March is epilepsy awareness month and we have been speaking to colleagues at the University of Edinburgh about their research. We were delighted to hear from Professor Richard Chin, Chair of Paediatric Neurology and Clinical Epidemiology and Consultant Paediatric Neurologist.
What are your current roles and what do they entail?
I have a clinical role as a Consultant Paediatric Neurologist specialising in taking care of children with epilepsy, a research role with a focus on improving the outcomes of children with epilepsy, and a management role as clinical director of the Muir Maxwell Epilepsy Centre at the University of Edinburgh.
In a nutshell, how did you get to where you are now?
I trained initially in Jamaica where I was born, came to the UK as a Commonwealth Scholar, did my PhD and further training in paediatric neurology before being appointed as Clinician Scientist and Consultant at Great Ormond Street Hospital and UCL Institute of Child Health in London, before coming to Edinburgh to head up the Muir Maxwell Epilepsy Centre. All of this would not have been possible without the strong support of my family, great mentors, hard work and a bit of good fortune.
Why did you choose this career path?
I had wanted to be a doctor from an early age to help people but also because of the financial security (very important in a low income country where I grew up). When I went to medical school I found that I enjoyed paediatrics most although I was also very good at other specialties and wanted to follow in the footsteps of the Professor of Paediatric Neurology – a superb doctor and human being. My clinical interest in epilepsy was largely influenced by how common it was and my research interest because of the lack of knowledge in causes, best treatments, and optimum management of coexisting learning and behavioural problems.

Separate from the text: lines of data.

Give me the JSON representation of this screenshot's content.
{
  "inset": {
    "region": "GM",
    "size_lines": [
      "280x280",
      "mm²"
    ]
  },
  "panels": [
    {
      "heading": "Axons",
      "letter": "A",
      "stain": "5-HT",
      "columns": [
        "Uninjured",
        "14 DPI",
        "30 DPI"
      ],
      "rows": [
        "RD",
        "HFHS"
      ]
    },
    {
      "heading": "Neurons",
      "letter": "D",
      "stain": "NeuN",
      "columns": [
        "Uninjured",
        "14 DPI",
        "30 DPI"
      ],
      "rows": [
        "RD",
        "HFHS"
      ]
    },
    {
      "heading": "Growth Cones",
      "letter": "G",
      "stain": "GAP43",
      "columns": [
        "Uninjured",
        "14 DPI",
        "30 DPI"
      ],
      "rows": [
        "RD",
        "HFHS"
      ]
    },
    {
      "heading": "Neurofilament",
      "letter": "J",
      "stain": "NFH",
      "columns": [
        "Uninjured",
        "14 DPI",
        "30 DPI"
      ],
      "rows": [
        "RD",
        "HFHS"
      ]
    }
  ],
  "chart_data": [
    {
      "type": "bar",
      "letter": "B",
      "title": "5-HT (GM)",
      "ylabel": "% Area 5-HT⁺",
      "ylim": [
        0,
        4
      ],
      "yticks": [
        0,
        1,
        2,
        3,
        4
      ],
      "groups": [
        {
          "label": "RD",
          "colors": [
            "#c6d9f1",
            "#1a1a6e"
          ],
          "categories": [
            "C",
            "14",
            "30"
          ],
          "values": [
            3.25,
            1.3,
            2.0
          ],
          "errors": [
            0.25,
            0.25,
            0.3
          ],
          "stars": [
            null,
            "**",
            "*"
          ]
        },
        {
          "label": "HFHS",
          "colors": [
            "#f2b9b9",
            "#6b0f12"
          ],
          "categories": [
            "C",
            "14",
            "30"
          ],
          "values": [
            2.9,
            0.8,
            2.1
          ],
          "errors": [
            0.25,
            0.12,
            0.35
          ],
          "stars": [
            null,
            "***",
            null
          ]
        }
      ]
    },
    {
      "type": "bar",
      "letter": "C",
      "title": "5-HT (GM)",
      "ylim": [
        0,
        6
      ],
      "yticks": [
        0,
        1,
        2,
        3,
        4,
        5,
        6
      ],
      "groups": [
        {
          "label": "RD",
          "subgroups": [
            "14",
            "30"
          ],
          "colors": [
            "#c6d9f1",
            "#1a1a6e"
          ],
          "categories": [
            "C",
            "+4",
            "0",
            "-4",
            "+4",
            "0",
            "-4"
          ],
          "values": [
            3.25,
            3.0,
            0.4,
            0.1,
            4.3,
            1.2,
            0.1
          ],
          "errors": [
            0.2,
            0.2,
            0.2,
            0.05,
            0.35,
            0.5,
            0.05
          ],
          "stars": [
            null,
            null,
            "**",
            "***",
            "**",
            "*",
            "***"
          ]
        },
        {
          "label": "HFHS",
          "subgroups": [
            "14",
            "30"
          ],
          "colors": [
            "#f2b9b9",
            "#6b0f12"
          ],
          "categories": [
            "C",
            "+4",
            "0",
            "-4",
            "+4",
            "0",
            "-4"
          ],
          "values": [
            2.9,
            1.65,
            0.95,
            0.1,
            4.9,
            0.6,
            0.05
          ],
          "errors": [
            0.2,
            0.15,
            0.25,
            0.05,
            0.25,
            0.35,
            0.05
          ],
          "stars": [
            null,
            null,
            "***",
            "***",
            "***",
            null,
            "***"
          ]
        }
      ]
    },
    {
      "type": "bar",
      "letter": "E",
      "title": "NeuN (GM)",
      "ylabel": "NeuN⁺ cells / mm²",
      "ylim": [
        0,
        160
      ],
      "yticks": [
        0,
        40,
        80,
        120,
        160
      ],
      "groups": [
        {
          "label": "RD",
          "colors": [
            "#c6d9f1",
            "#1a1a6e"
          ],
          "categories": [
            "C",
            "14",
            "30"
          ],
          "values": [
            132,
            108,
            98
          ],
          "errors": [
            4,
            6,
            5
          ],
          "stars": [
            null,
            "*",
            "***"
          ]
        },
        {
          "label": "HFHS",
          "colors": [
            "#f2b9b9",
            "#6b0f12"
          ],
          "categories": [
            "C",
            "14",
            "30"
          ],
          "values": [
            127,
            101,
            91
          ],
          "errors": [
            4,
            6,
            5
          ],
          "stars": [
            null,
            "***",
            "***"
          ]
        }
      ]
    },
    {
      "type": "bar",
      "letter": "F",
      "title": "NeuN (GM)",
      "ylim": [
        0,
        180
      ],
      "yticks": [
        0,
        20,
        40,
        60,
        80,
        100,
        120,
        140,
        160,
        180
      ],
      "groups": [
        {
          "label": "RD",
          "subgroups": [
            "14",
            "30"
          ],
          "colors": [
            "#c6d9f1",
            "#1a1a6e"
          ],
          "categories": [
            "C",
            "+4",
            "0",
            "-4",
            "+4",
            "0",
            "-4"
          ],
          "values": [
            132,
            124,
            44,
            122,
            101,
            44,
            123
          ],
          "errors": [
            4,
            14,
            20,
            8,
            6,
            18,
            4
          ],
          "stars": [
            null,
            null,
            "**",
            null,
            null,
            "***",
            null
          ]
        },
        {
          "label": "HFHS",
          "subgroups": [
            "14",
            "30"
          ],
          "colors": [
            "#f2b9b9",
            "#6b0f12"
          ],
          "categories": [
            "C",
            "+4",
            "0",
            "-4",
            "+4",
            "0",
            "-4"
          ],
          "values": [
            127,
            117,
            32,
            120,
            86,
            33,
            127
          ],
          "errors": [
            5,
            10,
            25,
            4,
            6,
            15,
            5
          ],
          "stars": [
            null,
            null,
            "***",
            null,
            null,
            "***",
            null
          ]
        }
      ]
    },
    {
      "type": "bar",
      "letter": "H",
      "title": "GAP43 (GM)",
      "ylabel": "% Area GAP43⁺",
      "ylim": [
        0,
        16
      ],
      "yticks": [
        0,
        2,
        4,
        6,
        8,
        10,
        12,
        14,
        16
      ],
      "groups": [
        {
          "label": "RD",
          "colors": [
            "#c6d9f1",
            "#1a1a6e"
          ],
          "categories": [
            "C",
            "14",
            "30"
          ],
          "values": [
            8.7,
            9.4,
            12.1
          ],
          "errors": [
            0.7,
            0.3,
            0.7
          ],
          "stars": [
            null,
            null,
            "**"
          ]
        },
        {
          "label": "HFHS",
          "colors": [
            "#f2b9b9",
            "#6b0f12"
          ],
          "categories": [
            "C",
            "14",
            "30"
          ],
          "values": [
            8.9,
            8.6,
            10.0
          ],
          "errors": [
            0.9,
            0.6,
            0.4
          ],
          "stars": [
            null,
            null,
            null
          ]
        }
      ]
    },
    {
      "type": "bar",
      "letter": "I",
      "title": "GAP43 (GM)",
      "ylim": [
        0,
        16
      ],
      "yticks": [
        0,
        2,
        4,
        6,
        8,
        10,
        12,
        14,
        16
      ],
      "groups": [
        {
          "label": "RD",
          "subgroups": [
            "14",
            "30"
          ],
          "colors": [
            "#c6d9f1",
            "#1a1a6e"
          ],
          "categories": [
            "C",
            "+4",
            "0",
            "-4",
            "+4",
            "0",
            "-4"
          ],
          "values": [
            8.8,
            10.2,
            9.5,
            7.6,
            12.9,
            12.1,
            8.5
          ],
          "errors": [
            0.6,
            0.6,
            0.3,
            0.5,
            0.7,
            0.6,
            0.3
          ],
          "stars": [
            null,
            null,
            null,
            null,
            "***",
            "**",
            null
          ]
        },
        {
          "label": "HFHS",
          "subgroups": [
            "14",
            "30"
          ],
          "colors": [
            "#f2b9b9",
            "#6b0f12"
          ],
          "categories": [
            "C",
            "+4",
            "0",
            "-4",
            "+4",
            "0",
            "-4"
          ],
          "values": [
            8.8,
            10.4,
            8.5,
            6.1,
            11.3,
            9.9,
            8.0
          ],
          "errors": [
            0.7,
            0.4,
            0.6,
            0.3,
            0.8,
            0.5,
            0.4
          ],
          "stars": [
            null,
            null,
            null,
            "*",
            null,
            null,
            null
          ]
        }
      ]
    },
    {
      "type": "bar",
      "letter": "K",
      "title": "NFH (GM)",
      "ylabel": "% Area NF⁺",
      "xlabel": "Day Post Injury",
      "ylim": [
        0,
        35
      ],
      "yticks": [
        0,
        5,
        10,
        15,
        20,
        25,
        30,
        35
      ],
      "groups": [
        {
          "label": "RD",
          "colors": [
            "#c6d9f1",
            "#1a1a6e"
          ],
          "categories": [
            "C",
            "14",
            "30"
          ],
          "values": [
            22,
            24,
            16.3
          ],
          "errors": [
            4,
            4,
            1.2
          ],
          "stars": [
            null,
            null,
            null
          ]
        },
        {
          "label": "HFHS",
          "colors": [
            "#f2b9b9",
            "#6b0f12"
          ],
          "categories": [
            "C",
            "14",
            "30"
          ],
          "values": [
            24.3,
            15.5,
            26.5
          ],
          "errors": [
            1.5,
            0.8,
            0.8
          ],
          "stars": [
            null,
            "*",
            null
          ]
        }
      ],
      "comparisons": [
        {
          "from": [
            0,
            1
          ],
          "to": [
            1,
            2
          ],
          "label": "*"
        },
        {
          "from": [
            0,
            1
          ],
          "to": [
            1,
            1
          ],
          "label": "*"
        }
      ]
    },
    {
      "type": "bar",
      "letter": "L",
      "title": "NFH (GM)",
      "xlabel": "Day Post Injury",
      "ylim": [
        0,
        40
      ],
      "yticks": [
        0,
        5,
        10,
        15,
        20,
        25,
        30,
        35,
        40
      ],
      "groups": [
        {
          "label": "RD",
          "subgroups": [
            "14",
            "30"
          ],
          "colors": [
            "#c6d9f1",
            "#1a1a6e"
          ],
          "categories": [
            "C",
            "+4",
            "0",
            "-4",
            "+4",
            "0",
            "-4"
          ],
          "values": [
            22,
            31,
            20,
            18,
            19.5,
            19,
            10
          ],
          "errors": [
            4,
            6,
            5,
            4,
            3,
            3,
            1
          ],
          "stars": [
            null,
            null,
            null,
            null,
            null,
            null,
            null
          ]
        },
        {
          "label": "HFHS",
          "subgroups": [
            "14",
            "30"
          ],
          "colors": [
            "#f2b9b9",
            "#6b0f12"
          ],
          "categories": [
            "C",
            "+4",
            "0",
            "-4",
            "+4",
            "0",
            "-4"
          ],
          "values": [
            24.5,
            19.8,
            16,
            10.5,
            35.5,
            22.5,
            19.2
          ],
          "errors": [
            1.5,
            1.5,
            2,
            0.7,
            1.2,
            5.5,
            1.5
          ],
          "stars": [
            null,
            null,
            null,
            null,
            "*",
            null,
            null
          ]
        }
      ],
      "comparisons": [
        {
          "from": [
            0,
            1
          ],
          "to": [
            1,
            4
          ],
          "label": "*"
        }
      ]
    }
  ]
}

You split your time between research and clinical work, how does that work and how do they link together?
They are very much intertwined and have a common goal to ultimately improve the lives of children with epilepsy and their families. The clinical work helps us to identify questions that are important to patients and their families (for example what are the best ways to identify and treat cognitive problems in children with epilepsy), and enables us to identify suitable children for our own research and that of others. The research allows us to improve understanding of the underlying condition, develop better treatments and boost quality of life. Half of my time is devoted to research work and half is on clinical work so I have designated days and times during the week designated for either. However, very often I do work, especially research work, in the evenings and on the weekends.
What is your current research focus?
My current research focus is developing methods and technologies for the acquisition, processing, and study of patient data (health informatics) to determine health, education and social outcomes of people with epilepsy, the risk factors for worse outcomes, and carrying out trials to improve outcomes.
What are your hopes for the future?
Continuing to find ways to prevent epilepsy, and for when we cannot prevent epilepsy to have earlier diagnosis, quicker identification of underlying cause, precision treatments for seizures and associated learning and behavioural problems, and no stigma surrounding it. I have hopes of greater collaborations between medics, pre-clinical scientists, engineers, public health experts, patients and their families.
What do you enjoy doing in your free time?
I enjoy cooking, exercising and spending time with family and friends.
Do you have any tips for medics looking to pursue a career in research?
Try hard to place yourself in a research friendly and productive environment. Look out for research leaders and try working with them. Be prepared to work effectively and efficiently and accept that such work will often initially be unpaid (for example aiding with study recruitment/visits) and has to be done in unprotected time (for example during days off when post night shifts).